Particularly significant in reducing the effects of Hg binding with SH groups of GSH and its biochemical precursors, cystine and cysteine, as well as its binding with MTs a cysteine rich low molecular weight proteins and with selenium (Se) an essential element and an integral part of a type of Se-proteins. The two major thiols, GSH and MTs, appear to be most important in regulating the accumulation and detoxification of Hg in CNS. The induction of GSH and MTs in astrocytes leads to greater detoxification of Hg and protection of CNS. Astrocytes represent the first line of CNS's defence against Hg (Aschner et al., 2007; Dringen et al., 2000). GSH (L-y-glutamyl-L-cysteinyl-glycine) is synthesized from its precursors, glutamate, cysteine and glycine, in the cytosol of cells by the ATP-requiring enzymes y-glutamilcysteine ligase and GSH synthetase (Meister & Andersen, 1983). Most of the free intracellular GSH (98%) is in thiol-reduced form (GSH) rather than in disulfide form (GSSG). From the cytosol, GSH is delivered into the mitochondria, endoplasmatic reticulum and nucleus, but much of it is delivered to extracellular spaces, where its degradation begins to occur on the surface of cells that express the enzyme y-glutamil transpeptidase.
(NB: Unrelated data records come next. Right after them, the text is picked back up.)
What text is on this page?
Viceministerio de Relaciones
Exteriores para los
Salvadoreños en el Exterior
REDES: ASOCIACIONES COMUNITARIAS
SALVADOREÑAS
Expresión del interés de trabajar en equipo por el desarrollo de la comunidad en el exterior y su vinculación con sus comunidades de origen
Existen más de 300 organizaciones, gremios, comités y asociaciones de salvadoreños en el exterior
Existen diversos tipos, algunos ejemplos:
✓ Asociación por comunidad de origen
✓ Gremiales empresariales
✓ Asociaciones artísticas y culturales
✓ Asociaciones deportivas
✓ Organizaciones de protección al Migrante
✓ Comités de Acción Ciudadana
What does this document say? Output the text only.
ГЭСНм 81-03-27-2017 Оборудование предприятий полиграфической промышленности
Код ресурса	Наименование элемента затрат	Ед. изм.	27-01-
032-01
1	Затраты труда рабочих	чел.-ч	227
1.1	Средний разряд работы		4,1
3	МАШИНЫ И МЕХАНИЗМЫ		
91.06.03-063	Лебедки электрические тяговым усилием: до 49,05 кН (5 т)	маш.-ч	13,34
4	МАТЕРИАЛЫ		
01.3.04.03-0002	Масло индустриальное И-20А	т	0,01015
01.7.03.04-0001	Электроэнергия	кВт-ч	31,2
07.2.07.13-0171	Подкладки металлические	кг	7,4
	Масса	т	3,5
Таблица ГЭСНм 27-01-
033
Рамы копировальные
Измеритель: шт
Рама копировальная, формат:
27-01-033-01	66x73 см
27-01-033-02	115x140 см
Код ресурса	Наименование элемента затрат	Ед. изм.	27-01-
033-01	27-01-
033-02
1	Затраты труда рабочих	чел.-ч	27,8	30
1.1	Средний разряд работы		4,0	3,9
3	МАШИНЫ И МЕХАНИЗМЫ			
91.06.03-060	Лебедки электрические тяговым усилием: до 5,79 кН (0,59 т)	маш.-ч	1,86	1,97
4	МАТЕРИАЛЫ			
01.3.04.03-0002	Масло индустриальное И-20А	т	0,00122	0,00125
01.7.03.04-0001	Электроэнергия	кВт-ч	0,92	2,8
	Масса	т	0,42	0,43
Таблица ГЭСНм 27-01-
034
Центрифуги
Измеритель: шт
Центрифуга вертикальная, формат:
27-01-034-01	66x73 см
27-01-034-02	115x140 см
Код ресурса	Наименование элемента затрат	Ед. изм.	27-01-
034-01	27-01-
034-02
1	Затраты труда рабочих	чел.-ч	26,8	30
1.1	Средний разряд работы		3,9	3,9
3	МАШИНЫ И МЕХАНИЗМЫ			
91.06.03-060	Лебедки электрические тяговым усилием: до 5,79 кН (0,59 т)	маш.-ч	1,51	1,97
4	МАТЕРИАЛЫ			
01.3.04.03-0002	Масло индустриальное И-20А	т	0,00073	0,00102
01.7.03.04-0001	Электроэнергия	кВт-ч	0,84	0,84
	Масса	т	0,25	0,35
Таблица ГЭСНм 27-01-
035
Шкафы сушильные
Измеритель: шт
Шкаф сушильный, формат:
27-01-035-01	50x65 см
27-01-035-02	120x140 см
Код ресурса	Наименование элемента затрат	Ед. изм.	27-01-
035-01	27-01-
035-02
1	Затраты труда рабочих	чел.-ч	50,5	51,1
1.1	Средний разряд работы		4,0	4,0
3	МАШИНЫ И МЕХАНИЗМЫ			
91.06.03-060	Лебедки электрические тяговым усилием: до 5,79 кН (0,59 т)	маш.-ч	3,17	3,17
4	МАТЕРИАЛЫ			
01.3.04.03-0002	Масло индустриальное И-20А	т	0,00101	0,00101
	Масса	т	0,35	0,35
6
GSH, as a nonenzymatic antioxidant, participates in a variety of detoxification, transport, and metabolic processes (Ballatri et al., 2009; Rossi et al., 2002). It is speculated that GSH may also function as a neuromodulator and neurotransmitter, since the degradation of extracellular GSH by y-glutamil transpeptidase liberates glutamate and, subsequently, the hydrolysis of cysteinylglicine liberates cysteine and glycine, which function as a source of neuroactive amino acid (Oja et al., 2000).

Some other protective mechanisms, such as Se, antioxidative enzymes and melatonin, are also important in the detoxification of Hg and its peroxidative effect on the body, and particularly CNS. Se that binds with Hg in CNS in a molecular ratio of 1:1 into a nontoxic complex, which in lysosomes represents the last stage of detoxification of Hg (Falnoga et al., 2002; Kosta et al., 1975;).

It is evident from the study of ex-mercury miners that the Hg accumulated in the pineal gland and bound to Se did not impair its function, while the blood melatonin level was still high, probably due to the slow release of Hg from the gland and the adaptive response to free radical production induced by Hg (Kobal et al., 2004). Melatonin and free radicals form stable secondary and tertiary products, biogene amines, which also enter into reactions with free radicals. So melatonin inhibits the excessive formation of NO and its free radicals, peroxinitrites, and in this way also reduces the excitotoxic effects of glutamate (Sener et al., 2003; Tan et a!., 2000).

The main enzymes that provide cellular protection against damage by reactive oxygen species mediated by Hg++ are Cu/Zn superoxide dismutase, catalase and the selenoenzyme glutathion peroxides, which transform the superoxide anion radical into hydrogen peroxide and then into oxygen and water (Lund et al., 1993). It is evident from some studies that repeated-intermittent occupational Hg° exposure induced an adaptive response and increase of GSH and catalase activity in erythrocytes, as well as the melatonin level in blood. The actual levels of GSH and catalase in erythrocytes depend on the actual level of blood Hg, both of these decreasing at higher blood Hg concentrations during actual exposure (Kobal, 1991; Kobal et al., 2004, 2008).